I don’t think I have any particular affection or fondness for wolves. Obviously, they have been persecuted almost to extinction and I am sorry about that but if I were to support an animal charity, and I don’t I can find twenty more important animals worth conserving I think, than a wolf. There is a guy trying to re-introduce them to Scotland I believe but he is meeting tough opposition. Some people however do seem to have an empathy for them; they represent something, wildness, tragic, mysterious perhaps that appeals to their soul.
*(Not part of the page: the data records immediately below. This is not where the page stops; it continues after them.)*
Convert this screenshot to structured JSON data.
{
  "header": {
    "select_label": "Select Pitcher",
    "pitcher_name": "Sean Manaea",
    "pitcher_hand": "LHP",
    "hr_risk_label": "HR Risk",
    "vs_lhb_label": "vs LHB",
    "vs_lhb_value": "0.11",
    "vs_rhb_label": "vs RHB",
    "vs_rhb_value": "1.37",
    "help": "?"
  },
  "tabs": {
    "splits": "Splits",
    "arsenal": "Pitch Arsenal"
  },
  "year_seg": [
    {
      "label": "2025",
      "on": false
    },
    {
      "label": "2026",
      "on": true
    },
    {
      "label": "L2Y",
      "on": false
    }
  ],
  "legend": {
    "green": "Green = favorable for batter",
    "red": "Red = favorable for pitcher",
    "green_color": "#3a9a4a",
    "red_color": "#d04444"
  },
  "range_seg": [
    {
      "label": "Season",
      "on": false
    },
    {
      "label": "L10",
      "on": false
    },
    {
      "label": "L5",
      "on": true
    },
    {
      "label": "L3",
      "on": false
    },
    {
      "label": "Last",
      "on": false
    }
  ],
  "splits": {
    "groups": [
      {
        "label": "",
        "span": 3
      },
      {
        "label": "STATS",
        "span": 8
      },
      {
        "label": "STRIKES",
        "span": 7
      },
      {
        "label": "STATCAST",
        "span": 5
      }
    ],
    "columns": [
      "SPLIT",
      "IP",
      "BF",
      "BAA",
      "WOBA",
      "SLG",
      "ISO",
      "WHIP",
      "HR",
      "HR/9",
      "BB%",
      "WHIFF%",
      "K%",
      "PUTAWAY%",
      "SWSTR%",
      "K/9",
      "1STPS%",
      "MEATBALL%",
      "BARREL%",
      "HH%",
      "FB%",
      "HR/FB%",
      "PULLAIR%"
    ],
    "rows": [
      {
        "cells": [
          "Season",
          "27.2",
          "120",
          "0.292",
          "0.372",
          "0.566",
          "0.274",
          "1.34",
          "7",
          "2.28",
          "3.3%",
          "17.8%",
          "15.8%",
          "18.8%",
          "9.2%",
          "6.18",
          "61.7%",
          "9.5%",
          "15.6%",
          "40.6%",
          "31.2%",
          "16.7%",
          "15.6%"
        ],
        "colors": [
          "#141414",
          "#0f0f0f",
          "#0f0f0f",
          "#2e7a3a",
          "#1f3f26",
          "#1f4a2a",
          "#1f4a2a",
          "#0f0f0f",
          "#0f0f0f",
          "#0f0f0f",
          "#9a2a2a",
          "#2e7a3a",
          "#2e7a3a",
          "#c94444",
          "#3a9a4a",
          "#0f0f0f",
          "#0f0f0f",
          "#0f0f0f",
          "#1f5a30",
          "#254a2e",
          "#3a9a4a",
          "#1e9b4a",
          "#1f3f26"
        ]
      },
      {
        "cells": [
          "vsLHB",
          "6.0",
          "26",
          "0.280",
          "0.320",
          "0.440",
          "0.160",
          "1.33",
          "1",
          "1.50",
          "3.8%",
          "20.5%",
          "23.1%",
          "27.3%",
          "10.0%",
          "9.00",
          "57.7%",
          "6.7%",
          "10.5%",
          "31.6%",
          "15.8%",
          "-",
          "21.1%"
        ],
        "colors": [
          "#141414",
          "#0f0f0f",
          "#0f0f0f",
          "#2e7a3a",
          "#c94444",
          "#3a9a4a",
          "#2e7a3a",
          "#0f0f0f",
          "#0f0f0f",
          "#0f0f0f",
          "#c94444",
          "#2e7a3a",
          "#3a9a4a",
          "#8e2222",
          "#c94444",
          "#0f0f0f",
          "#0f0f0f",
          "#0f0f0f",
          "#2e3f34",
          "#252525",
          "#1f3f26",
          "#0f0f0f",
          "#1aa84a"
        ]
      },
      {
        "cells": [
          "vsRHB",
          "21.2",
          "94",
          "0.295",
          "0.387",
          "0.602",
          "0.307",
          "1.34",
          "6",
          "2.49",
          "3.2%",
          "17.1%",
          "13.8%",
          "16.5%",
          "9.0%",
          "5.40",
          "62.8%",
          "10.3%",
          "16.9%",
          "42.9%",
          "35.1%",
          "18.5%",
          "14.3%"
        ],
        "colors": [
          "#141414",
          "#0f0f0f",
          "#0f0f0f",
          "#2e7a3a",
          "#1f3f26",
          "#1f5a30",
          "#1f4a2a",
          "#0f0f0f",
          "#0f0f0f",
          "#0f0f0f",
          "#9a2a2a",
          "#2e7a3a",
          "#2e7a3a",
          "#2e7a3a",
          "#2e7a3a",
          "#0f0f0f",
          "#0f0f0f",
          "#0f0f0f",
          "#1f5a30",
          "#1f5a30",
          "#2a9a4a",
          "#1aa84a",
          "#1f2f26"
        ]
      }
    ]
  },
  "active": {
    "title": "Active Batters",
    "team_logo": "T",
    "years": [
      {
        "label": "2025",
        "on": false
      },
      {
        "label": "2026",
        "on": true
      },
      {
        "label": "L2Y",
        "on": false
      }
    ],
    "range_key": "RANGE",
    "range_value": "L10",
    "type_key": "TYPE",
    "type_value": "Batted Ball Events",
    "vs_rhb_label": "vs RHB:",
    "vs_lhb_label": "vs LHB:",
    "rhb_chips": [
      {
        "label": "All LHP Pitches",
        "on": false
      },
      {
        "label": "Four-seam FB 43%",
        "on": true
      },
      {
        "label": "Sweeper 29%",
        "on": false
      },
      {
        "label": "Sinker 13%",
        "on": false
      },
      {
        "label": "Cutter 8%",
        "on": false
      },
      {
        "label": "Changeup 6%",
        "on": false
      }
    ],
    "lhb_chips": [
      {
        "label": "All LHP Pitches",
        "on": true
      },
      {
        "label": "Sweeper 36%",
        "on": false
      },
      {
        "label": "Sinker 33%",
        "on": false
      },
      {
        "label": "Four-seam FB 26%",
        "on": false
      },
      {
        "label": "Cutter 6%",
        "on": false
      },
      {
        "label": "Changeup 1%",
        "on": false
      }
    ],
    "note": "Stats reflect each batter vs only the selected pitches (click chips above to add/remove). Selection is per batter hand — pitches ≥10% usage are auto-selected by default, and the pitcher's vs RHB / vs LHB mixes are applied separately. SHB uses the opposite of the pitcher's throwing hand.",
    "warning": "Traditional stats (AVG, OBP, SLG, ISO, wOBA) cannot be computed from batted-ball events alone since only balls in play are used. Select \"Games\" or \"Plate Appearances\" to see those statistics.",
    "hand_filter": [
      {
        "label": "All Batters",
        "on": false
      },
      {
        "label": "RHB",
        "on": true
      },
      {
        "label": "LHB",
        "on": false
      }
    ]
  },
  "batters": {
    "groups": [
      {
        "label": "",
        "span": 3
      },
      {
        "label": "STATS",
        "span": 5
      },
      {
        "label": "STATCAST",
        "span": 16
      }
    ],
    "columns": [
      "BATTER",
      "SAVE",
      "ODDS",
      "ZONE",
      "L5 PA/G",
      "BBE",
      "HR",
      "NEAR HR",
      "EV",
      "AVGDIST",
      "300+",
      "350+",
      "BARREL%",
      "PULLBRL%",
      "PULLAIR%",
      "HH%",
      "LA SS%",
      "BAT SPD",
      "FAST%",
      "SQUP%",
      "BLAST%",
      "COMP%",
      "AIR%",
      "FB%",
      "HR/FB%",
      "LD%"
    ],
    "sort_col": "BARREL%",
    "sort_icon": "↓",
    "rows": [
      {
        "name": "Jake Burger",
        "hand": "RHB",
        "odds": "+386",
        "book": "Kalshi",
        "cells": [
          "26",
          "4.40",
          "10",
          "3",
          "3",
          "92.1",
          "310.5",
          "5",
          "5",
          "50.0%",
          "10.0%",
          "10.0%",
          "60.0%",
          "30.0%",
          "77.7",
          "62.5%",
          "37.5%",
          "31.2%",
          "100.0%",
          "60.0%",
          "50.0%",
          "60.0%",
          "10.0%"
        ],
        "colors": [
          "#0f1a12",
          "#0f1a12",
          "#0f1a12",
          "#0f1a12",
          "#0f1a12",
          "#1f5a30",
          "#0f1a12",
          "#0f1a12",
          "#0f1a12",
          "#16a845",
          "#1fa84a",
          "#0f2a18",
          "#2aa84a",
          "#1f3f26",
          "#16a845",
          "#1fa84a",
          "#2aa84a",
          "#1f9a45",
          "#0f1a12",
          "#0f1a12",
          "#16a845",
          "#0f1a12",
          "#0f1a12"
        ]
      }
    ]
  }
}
How else really can you explain the misuse of the name wolf in so many works of literature and film. Dances with Wolves isn’t about wolves; Wolf of Wall Street isn’t about wolves. The Grey isn’t about wolves There is a TV Comedy show running at the moment called Raised by Wolves that definitely doesn’t have any wolves in it and recently we watched a stylish French drama called Witnesses which had a wolf in the credit sequence then in the final episode an unexplained appearance of two wolves in a cage which had zilch to do with the plot or narrative arc. Metaphor: but for what? Wildness? Mystery? Tragedy?

I have just finished a book called Tell the Wolves I’m Home [Carol Rifka Brunt]with many rave reviews on Amazon that has absolutely nothing to do with wolves and indeed I saw that it was the debut novel of an author with endless credits at the back and thanks to the entire staff at Picador and Pan and unworthy though the thought may be but I felt that some New York editor somewhere said, ‘We gotta have the word Wolf in the title to catch attention; people love wolf stories’. So they did. And for much the same reason they stuck a wolf in the opening credits of Witnesses and Raised by Wolves.

Tell the Wolves I’m Home I had to force myself to finish; all 350-pages. Not aimed at me, more for the Rainbow Rowell reader.

Best wolf story ever is Cormac McCarthy’s The Crossing, of course. I’ve read it at least twice.